After having read Sapiens and Homo Deus, I was quite keen to see the melding of an historians viewpoint and this moment in history that we find ourselves in with the rise of AI.
Harari has pointed out in his earlier works that the capability that marks the rise of our species is the telling of stories. The capability to hold in the minds of many, the same narrative that explains your current circumstance and gives a guide on how to act.
He slightly reframes this observation in Nexus to cast the story as information and the institution that that curates it as an information network.
I like the fact that he points out that the study of history is not the study of what happened, but the study of change and therefore gives the historian a seat at the table with the futurists.
The book examines the struggles of these information network institutions, to maintain order through information flows. He makes clear the difference between information and truth. He examines the tension in how you organize information flows between distributed (democratic) information flows and centralized (authoritarian) information flows.

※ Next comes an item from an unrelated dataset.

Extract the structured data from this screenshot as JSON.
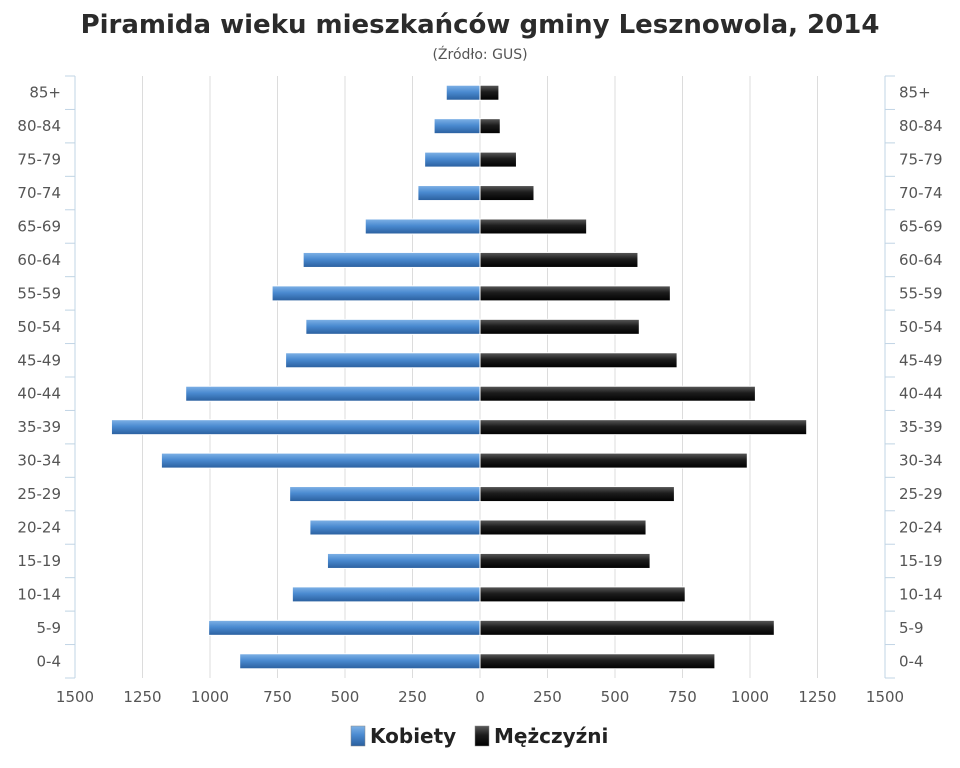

The book examines the changes in the information flows when some of the stories are created by non human intelligences, and warns that we have to be very deliberate as our culture is first aped and then maybe lead by an alien intelligence.
I found it a very valid contribution to the public discussion on AI. It does not attempt to explain technical details of AI. It does make lots of parallels to human organization problems down the ages and how information flows caused them or relieved them. I very much like the fact that Harari does not try and conflate consciousness and intelligence, and makes it clear that something can be trying to appear conscious without being conscious.

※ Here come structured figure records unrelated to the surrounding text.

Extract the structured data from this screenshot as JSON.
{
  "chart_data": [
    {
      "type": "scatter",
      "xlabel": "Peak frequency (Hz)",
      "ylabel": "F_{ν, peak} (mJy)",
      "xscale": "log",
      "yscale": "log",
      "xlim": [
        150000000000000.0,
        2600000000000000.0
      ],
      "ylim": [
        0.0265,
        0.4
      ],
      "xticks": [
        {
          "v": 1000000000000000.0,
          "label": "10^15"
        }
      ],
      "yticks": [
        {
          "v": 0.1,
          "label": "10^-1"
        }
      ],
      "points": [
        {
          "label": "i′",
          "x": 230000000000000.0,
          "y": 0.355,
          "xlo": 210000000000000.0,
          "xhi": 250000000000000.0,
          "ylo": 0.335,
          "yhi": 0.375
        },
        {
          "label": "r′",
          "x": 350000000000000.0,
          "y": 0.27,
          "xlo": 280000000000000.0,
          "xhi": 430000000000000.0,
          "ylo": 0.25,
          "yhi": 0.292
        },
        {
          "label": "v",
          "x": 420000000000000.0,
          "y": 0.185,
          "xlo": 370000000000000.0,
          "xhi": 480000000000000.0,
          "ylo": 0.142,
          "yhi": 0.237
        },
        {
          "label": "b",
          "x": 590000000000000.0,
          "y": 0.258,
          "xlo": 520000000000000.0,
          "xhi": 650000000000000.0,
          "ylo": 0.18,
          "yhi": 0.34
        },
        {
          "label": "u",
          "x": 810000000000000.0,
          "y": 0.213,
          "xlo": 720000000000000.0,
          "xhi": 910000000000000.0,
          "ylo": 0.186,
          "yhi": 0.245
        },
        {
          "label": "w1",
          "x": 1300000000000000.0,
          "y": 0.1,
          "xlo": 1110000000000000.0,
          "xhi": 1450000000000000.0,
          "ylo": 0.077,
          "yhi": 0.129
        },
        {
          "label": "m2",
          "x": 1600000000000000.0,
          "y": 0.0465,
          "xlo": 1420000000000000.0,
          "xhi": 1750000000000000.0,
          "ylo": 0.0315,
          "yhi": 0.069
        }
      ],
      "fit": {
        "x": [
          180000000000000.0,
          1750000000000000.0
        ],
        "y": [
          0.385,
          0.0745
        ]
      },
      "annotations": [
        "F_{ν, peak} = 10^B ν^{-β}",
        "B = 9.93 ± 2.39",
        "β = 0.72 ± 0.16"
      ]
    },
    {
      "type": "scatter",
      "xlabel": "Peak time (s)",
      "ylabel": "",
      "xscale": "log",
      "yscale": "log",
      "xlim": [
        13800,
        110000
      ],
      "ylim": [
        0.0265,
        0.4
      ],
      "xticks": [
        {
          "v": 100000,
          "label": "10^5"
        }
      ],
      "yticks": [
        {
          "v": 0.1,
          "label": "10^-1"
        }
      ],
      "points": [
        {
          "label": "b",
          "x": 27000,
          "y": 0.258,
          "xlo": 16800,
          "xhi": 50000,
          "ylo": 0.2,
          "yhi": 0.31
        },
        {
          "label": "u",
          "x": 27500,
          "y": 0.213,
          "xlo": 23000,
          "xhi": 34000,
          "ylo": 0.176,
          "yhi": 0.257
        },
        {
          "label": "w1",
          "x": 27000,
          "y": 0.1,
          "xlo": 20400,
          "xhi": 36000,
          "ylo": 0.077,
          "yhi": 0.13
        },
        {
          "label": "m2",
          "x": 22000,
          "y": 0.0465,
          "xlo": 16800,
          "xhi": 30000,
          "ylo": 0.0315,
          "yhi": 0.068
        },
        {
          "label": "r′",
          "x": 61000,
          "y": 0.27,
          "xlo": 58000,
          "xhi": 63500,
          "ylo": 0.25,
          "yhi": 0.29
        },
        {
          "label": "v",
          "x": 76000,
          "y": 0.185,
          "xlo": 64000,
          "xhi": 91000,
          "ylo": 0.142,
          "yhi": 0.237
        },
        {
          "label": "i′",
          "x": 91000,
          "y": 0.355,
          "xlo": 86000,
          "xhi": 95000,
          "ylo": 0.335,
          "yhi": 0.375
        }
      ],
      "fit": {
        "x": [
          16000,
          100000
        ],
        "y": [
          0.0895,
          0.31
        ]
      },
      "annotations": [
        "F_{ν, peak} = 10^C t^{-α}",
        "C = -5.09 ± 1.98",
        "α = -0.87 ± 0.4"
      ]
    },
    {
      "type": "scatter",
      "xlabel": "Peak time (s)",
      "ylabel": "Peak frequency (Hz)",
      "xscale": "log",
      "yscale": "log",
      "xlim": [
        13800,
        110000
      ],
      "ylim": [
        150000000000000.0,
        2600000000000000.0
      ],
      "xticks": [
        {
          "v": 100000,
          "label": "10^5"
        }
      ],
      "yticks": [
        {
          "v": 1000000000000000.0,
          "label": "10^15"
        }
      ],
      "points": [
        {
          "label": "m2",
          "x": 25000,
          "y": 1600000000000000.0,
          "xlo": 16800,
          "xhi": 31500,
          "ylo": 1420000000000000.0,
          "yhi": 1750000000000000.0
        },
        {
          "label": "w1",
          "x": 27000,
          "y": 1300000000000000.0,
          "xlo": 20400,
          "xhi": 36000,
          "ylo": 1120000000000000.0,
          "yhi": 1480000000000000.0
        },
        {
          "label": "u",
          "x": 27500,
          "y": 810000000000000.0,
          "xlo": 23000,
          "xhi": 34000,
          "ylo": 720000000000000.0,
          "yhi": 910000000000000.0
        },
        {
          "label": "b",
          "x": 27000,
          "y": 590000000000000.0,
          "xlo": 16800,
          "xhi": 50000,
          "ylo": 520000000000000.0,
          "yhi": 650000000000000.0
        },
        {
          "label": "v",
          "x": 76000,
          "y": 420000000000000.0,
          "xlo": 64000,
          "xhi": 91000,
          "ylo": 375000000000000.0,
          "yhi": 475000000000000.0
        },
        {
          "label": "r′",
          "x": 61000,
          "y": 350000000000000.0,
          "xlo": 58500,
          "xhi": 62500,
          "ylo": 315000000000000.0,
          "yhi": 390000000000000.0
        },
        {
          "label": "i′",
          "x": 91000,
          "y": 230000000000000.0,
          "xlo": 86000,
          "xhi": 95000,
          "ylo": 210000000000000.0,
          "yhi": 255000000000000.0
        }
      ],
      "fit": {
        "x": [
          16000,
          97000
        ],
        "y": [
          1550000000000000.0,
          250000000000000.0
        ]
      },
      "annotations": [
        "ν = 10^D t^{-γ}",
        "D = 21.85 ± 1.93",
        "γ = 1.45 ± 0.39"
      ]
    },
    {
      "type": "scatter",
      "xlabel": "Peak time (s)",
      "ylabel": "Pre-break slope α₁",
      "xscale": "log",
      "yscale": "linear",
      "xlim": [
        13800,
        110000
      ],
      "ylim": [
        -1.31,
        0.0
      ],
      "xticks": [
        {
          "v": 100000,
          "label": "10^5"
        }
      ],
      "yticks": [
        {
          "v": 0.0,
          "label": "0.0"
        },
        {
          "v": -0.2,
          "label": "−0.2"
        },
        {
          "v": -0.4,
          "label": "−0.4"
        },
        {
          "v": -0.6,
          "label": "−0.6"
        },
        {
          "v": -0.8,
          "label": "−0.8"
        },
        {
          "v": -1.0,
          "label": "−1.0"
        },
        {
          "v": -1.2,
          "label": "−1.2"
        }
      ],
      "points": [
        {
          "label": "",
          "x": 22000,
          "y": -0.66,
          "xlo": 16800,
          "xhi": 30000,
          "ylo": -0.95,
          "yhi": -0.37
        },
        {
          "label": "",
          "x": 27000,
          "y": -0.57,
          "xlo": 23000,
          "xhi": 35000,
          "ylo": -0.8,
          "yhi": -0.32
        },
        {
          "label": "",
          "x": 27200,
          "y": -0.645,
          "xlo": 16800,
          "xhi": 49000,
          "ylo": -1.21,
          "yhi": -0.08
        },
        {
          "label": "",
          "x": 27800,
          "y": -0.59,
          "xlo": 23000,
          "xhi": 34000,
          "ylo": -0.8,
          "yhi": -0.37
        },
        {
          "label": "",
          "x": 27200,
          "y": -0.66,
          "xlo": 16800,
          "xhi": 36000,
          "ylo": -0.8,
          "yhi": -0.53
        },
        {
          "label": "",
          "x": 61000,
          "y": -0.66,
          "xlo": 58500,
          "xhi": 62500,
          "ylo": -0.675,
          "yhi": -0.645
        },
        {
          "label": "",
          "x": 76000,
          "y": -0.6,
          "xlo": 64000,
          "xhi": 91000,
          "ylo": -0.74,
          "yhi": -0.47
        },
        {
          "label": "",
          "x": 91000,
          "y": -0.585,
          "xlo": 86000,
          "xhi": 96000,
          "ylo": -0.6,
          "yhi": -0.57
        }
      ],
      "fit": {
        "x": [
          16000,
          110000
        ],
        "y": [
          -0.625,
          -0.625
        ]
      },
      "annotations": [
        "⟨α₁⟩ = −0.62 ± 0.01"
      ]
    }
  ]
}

I think he fell short of examining human organization as an information system in and of itself. While we may find the stories and objectives that an alien intelligence adopts strange, I think we also find the myths, stories and objectives from one age to another are hard to fathom. For example, the tiny Micronesian island of Yap stores its wealth in immobile carved stones. We might find how they ascribe value hard to understand, and they would presumably find a defined benefit pension hard to understand.